Во дворе строй разбивали на "двадцатки" — отряды по 20 зеков, и заковывали в кандалы, бывшие с мягкой прослойкой изнутри — чтоб в них можно было ходить. Зеки в каждой "двадцатке" приковывались кандалами к длинной тяжелой цепи, на расстоянии пары шагов друг от друга. Получив инструменты, под охраной вертухаев с винтовками железные "сороконожки" выводились по одной за ворота зоны — на работу.

В кандалах, скованные одной цепью, шли с трудом, и пару отделяющих от места работы километров тянулись долго. Но старались идти как можно быстрее: летом — чтобы опередить поднимающееся выше, и жарящее всё больше солнце (на работе разрешалось обматывать голову смоченной в воде тряпкой, а по дороге — ни-ни), зимой — чтобы согреться.

Фото: board.com.ua
Подходили к месту, и каждая "сороконожка" получала объект: одну из разбросанных вокруг огромных, выше роста человека, каменюк, занесённых в эти края, видимо, во время последнего Ледникового периода. Полученные на выходе из зоны инструменты представляли собой кувалды, ломы и лопаты — кому что досталось при раздаче.

Начиналась собственно работа: кувалдами и ломами долбили каменюку, вгрызаясь в бока, откалывая куски, разбивая на более мелкие, которые закапывали глубоко в землю те, кому при раздаче достались лопаты. Время от времени охрана командовала перерыв — можно было на пять минут присесть и напиться воды. Работа спорилась, долбили с энтузиазмом, по причине того, что ежели надзирающим вертухям покажется, что кто-то "шлангует" — он брался на заметку, и по возвращении на зону шел прямым ходом в карцер.

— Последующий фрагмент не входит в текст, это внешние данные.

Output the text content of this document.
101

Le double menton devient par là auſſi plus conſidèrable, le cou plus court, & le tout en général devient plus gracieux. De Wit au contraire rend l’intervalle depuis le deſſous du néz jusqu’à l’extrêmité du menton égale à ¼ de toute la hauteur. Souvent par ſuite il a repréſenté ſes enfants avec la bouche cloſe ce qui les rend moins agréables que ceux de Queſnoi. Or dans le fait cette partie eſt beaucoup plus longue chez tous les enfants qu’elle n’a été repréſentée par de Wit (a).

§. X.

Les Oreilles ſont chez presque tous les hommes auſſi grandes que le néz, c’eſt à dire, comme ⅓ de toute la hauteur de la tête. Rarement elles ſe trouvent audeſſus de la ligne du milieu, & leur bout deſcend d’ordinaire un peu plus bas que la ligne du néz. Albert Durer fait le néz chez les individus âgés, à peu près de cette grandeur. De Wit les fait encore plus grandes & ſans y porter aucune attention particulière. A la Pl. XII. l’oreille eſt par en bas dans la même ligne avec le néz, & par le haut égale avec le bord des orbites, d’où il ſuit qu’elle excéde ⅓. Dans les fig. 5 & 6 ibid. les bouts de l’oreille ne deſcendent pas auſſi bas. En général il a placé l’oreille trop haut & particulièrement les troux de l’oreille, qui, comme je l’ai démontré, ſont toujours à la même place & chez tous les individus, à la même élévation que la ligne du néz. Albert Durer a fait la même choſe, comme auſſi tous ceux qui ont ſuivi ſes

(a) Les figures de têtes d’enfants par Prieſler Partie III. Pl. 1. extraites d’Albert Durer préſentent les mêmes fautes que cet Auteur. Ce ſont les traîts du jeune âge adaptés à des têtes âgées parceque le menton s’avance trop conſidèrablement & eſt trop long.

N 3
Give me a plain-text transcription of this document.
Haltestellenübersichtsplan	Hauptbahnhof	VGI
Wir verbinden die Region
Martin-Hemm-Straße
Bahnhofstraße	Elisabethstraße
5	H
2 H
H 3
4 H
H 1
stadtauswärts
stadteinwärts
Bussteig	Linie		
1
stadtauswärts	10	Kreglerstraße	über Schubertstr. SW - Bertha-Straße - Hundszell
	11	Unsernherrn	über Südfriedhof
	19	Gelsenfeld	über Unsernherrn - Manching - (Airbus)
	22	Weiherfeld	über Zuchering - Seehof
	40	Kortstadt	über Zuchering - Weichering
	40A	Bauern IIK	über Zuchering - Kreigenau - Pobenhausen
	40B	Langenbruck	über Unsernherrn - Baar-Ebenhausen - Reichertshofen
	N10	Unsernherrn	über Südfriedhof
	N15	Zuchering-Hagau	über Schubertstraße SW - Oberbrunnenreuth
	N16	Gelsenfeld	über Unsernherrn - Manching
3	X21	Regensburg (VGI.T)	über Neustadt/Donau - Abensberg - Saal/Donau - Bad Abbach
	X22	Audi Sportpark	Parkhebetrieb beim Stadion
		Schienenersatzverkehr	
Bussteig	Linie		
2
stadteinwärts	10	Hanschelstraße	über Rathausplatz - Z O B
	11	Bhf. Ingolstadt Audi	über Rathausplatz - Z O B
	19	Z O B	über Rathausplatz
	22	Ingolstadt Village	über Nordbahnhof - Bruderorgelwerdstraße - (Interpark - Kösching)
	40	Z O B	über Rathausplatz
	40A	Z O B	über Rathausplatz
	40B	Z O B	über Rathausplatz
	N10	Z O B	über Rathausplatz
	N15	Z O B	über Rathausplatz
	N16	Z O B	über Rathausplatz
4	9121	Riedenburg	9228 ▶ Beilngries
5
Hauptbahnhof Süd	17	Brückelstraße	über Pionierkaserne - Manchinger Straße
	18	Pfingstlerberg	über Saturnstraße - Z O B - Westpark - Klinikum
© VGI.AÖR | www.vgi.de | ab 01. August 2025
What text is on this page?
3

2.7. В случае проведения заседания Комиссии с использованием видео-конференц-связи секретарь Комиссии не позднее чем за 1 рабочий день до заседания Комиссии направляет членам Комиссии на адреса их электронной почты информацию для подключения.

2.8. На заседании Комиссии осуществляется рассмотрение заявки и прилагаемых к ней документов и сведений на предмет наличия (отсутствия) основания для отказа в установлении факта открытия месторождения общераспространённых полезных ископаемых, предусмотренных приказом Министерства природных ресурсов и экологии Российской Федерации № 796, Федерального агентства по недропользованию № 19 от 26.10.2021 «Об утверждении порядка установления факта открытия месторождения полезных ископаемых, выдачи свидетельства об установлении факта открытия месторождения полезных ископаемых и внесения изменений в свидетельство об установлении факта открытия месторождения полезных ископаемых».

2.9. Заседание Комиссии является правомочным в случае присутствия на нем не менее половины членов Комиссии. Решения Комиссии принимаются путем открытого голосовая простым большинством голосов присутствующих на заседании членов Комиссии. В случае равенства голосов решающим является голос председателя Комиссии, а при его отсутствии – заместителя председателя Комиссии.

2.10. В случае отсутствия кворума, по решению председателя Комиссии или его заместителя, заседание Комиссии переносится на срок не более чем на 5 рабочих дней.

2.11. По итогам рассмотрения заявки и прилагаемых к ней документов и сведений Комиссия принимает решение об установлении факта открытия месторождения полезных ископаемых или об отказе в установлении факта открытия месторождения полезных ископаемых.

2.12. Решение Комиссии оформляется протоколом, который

Каждая из каменюк требовала год-два такого долбления, но в конечном итоге бывала побеждена. Тогда переходили к следующей каменюке, которых было много. Тем из новичков, кто порывался допытаться — зачем это всё, какой смысл? — быстро объясняли, что вопросы эти не должны его волновать, и что если вдруг задаст их начальству или охране — вместо ответа получит карцер, как минимум на месяц. Потому вопросов не задавали, даже между собой, опасаясь стукачей.

По возвращении на зону нужно было многое успеть до отбоя: постирать и выгладить форму, чтоб опять выглядела как новая, начистить бутсы, надраить пол в камере, ведь наутро — опять обход.

Под вечер, перед отбоем всех выгоняли на плац: обязательная часовая прогулка по кругу. Садилось солнце, заканчивался день, но за наступающей ночью неумолимо приближался следующий, точно такой же.

"Так проходили дни, а за ними — годы".

— — —

Тюрьма USP Atlanta. Фото: WSB-TV Atlanta 2

Прошу прощения, вынужден прерваться и вернуться в текущее измерение Атланты-сортировочной 2018-го года разлива: в два часа ночи с 28-го на 29-е марта загремела дверь камеры и голова вертухая огласила, что Рамиресу нужно быть готовым через 10 минут с вещами на этап. Только что вещей у нас нет тут никаких. И Рамирес — он же Санчо Панса — не слышит, храпит на нижней шконке в свое удовольствие. Так что нужно будить, собирать, напутствовать и прощаться.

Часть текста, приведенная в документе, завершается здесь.